Bitter winter and Omicron wave make 'perfect storm' for Edmonton's homeless population
CBC
Shiranda Bull sits in a plastic chair inside a pharmacy waiting room, a blanket wrapped around her shoulders, plastic bags inside her soaking-wet sneakers.
A man slumped over in a chair beside Bull is asleep, his hands pulled up inside the sleeves of his jacket. Another man sleeps on the floor, under a chair.
Manager Alyaa Ibrahim says her central Edmonton pharmacy at 10570 96th St. has become a refuge for homeless people who often line up outside nearby shelters. She regularly offers her visitors a warm place to sleep — an increasingly rare commodity during the bitterly cold winter as shelters face staff shortages and capacity limits due to the Omicron variant's surge.
More emergency help is needed for homeless people in distress, Ibrahim said in an interview.

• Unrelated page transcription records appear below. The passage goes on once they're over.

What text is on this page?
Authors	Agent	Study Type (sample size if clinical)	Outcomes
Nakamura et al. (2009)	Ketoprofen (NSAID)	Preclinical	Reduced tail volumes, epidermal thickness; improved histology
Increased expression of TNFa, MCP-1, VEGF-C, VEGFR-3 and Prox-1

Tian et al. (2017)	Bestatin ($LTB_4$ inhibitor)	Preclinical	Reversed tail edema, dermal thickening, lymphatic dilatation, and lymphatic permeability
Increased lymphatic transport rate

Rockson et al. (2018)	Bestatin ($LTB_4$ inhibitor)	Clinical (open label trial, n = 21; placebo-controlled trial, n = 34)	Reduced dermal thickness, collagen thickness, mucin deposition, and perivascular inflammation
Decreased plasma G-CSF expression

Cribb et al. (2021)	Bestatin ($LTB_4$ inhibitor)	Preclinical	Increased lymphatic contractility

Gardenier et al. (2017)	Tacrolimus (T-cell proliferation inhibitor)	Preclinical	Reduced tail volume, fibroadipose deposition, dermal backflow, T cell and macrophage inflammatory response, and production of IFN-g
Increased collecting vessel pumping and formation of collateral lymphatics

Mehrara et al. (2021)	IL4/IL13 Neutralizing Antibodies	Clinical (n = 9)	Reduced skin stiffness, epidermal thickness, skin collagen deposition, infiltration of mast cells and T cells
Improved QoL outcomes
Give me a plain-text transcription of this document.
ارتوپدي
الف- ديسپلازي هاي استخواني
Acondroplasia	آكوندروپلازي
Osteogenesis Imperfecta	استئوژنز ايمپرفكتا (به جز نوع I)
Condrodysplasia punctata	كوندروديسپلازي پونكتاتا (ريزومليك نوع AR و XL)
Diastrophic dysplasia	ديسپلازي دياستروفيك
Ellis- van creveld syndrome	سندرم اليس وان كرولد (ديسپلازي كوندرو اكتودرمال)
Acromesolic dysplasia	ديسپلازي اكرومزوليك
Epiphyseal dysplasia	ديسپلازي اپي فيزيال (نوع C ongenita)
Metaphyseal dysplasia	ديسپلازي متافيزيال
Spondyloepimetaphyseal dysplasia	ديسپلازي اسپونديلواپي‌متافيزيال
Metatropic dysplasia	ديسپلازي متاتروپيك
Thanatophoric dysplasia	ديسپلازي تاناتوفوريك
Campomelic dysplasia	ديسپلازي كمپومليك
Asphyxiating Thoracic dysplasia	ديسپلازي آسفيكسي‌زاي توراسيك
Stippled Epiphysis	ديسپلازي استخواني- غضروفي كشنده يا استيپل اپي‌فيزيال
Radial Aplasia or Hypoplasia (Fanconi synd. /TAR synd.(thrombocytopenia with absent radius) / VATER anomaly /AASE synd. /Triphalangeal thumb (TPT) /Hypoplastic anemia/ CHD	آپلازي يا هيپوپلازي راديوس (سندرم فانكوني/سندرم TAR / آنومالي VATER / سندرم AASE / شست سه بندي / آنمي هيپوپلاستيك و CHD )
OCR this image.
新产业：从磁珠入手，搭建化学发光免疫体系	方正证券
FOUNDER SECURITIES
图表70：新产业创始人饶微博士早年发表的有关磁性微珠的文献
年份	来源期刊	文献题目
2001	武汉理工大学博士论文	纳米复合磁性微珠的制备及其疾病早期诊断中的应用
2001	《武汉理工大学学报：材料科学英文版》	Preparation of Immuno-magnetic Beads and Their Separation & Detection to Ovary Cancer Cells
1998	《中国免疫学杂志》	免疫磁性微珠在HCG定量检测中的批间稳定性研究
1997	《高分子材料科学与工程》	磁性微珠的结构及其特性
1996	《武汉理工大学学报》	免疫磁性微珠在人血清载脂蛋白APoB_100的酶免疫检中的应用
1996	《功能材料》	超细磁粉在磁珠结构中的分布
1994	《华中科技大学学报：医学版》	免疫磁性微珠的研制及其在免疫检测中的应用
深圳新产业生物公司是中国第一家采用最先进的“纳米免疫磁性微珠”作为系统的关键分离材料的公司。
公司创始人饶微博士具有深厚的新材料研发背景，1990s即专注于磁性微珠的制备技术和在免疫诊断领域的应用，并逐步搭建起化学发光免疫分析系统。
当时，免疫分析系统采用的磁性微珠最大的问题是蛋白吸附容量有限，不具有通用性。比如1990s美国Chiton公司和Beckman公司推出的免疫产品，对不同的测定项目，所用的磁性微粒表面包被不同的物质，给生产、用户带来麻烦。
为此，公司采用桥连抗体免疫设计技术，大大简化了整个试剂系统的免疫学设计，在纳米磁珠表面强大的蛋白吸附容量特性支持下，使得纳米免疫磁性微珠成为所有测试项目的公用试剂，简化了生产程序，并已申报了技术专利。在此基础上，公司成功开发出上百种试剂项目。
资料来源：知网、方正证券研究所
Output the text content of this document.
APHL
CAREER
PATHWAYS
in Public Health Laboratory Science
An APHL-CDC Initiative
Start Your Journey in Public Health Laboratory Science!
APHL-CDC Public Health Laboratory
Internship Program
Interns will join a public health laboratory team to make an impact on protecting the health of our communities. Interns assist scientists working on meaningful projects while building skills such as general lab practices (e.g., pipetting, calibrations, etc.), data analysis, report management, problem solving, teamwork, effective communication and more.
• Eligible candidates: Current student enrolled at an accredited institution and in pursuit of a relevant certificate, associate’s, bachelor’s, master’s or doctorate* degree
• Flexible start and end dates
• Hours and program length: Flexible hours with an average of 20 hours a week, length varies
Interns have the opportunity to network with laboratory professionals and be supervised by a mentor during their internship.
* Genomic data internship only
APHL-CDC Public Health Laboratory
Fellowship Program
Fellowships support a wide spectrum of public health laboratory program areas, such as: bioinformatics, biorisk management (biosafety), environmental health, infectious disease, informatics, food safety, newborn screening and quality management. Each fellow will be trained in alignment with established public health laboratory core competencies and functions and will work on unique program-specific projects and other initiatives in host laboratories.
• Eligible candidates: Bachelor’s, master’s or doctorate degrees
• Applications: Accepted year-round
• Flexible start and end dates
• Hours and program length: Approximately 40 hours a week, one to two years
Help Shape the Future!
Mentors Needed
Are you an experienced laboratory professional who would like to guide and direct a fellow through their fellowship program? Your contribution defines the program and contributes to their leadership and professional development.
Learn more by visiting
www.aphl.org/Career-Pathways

"Not a human, not an animal should be in the cold in the street," Ibrahim said.
Ibrahim also serves free coffee and tends to small wounds. Last month, she called an ambulance for a disoriented man who walked in with fingers so frostbitten his flesh had turned black and begun to rot.
"His hand was all black. He didn't know he was losing his fingers," Ibrahim said. "He didn't know his name."
After days of mild temperatures, a winter storm blew across Alberta Monday, bringing with it freezing rain, blowing snow and icy temperatures around –25 C with the risk of frostbite in minutes. By Wednesday, communities across the province remained under an extreme cold warning while Edmontonians awoke to biting wind that made it feel like –35 C.
The blast of cold came as shelters were already contending with staffing shortages made worse by the Omicron variant, and capacity limits that are part of COVID-19 public health measures.
The province is contending with a wave of COVID-19 infections driven by the new variant. Alberta has 70,223 known active cases, but the true number is believed to be 10 times higher.
As of Tuesday, there were 1,089 people with COVID-19 in Alberta hospitals. The positivity rate hovers around 39 per cent, much higher than in earlier waves.
Bull, who found shelter Tuesday in Ibrahim's pharmacy, said she puts new plastic bags in her shoes every day in a bid to protect her feet from the bitter cold.
The 29-year-old has been homeless in Edmonton for more than three years, bouncing from couches to shelter beds. When temperatures plunged on Monday, she slept on the floor at the Herb Jamieson Centre, a shelter.
"With COVID, people don't really want a bunch of homeless people around," Bull said. "That's made it a lot harder for us to be anywhere."